With his sword reclaimed, Zatoichi then moves to confront both Tatsugoro and Isoda at the Intendant's home and takes them hostage. With Denroku's help, he destroys the legal bonds used to control the people and redistributes their money to them. Tatsugoro's and Isoda's men ambush Zatoichi and a fight ensues, resulting in dozens of them slain by Ichi. During the confusion, Denroku picks up a discarded sword and—thanks to his years of perfecting his dice skills—surprises himself with his skill in fighting with a katana.

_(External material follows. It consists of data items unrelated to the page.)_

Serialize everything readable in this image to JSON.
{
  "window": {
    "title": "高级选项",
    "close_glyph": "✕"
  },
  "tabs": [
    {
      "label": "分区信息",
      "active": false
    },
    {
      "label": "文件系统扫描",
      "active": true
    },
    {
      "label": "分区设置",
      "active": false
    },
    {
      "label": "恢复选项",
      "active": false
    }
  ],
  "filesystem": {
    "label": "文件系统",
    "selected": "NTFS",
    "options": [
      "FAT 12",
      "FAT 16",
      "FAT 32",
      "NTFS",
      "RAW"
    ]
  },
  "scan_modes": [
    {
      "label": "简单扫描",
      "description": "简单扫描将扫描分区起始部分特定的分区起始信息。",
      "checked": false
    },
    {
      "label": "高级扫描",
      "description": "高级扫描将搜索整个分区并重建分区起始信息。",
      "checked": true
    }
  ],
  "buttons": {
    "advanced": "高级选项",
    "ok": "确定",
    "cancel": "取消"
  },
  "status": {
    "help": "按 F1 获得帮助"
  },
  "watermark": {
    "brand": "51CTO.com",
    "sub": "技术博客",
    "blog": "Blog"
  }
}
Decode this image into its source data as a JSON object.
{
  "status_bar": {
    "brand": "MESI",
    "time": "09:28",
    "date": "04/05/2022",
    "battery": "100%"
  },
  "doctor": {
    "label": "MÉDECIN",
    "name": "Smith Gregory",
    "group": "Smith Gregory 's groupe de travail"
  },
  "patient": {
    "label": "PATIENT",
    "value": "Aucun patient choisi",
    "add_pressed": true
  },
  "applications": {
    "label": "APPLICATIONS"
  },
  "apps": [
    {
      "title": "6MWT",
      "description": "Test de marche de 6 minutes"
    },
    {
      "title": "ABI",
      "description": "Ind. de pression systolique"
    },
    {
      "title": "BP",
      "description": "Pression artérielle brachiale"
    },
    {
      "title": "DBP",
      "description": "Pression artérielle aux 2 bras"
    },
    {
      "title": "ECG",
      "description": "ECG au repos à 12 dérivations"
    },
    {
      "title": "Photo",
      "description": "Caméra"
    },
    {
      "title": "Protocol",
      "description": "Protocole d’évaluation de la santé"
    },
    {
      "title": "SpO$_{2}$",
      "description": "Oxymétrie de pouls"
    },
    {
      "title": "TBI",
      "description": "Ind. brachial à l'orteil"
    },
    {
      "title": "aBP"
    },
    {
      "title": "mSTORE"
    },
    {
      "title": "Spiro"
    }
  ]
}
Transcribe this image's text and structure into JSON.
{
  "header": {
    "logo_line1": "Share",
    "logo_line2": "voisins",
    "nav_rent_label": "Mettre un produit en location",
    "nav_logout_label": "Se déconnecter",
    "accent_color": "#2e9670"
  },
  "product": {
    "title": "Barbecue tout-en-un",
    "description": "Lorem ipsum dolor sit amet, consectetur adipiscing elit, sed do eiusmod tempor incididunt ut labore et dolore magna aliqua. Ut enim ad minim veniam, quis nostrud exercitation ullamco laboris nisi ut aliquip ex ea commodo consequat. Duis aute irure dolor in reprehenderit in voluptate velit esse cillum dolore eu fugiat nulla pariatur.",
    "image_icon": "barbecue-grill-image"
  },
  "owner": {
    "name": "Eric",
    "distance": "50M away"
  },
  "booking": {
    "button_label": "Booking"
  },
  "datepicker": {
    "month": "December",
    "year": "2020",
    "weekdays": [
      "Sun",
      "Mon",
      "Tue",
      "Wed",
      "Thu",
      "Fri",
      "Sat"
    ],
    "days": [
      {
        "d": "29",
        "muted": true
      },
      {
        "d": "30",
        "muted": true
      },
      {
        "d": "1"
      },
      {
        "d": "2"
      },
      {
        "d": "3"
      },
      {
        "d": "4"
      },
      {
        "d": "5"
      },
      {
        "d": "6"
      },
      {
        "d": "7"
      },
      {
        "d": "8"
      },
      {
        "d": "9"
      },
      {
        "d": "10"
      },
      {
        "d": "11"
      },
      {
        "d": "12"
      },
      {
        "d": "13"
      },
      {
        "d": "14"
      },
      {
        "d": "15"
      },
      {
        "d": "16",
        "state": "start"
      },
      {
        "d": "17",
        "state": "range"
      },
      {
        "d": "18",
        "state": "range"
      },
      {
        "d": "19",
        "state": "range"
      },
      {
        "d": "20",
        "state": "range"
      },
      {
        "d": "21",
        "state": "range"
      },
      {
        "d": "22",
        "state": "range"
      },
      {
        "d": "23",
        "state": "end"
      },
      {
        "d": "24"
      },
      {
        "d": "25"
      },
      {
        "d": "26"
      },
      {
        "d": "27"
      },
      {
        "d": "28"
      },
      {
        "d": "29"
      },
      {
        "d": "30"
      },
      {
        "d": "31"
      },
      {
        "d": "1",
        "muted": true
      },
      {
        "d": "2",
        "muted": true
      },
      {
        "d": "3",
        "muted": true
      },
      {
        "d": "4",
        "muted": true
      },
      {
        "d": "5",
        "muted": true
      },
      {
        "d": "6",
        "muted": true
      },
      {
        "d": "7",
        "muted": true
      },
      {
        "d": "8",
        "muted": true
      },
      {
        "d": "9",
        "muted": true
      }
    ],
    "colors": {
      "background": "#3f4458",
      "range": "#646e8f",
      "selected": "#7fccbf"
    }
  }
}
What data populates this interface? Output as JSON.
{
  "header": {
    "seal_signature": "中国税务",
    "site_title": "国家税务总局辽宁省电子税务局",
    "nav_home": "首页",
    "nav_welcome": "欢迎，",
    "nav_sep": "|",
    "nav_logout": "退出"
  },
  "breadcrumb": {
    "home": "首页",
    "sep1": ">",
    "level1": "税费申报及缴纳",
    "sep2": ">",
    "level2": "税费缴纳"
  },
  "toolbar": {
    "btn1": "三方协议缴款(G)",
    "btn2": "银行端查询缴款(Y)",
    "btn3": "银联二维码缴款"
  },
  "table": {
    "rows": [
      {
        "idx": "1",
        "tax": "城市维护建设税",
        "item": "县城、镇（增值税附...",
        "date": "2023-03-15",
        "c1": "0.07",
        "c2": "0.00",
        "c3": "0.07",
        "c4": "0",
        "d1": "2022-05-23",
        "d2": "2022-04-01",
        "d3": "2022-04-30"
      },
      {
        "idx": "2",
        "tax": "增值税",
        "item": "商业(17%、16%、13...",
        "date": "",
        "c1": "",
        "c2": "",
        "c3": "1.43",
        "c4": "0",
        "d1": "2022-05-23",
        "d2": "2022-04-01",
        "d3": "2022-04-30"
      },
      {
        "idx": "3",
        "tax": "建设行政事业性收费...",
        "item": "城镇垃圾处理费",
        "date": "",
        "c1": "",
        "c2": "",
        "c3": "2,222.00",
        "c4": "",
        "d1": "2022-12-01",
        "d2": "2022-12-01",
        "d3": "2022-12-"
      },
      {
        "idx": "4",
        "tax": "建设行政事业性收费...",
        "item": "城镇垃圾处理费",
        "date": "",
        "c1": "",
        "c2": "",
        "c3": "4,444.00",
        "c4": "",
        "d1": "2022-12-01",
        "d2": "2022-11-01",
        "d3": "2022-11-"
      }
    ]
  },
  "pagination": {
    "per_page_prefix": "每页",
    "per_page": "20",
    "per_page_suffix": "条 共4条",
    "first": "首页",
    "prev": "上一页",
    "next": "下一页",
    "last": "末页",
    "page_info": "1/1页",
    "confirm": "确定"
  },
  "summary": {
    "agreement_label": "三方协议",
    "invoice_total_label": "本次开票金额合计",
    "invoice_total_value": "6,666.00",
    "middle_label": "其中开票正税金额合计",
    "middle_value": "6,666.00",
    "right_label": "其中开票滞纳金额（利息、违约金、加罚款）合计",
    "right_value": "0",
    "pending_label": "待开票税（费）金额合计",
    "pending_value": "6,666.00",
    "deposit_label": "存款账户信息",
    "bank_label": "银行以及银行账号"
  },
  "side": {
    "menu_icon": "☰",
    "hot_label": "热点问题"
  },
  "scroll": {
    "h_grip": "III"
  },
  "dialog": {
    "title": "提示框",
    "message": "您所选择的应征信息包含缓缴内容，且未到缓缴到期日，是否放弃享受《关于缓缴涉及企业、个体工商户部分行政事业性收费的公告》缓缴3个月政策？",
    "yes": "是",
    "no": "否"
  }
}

Both Tatsugoro and Isoda are killed at the entrance of the brothel, in front of the very women they'd exploited. The next morning, Sayo, Denroku, and Tsuru all meet at Hikonoichi's grave marker, where they discover that Zatoichi has already visited ...

==Cast==
- Shintaro Katsu as Zatoichi
- Norihei Miki as Denroku
- Mikiko Tsubouchi as Osayo
- Takeshi Kato as Koheita Kadokura
- Fujio Harumoto as Isoda
- Sachiko Kobayashi as Tsuru
- Sonosuke Sawamura as Boss Tatsugoro
- Gen Kimura as Jingo Odate

==Production==
- Yoshinobu Nishioka - Art director

==Reception==
===Critical response===
Brian McKay, writing for eFilmCritic.com, gave Zatoichi's Revenge five out of five stars and said that it "is one of the best in the long-running series to date, mixing in a bit of social commentary with the usual staples of swordplay, humor, and pathos. Plus, it shows him felling whoremongers (I couldn't resist one more) like a weed-whacker —what more could you ask for?"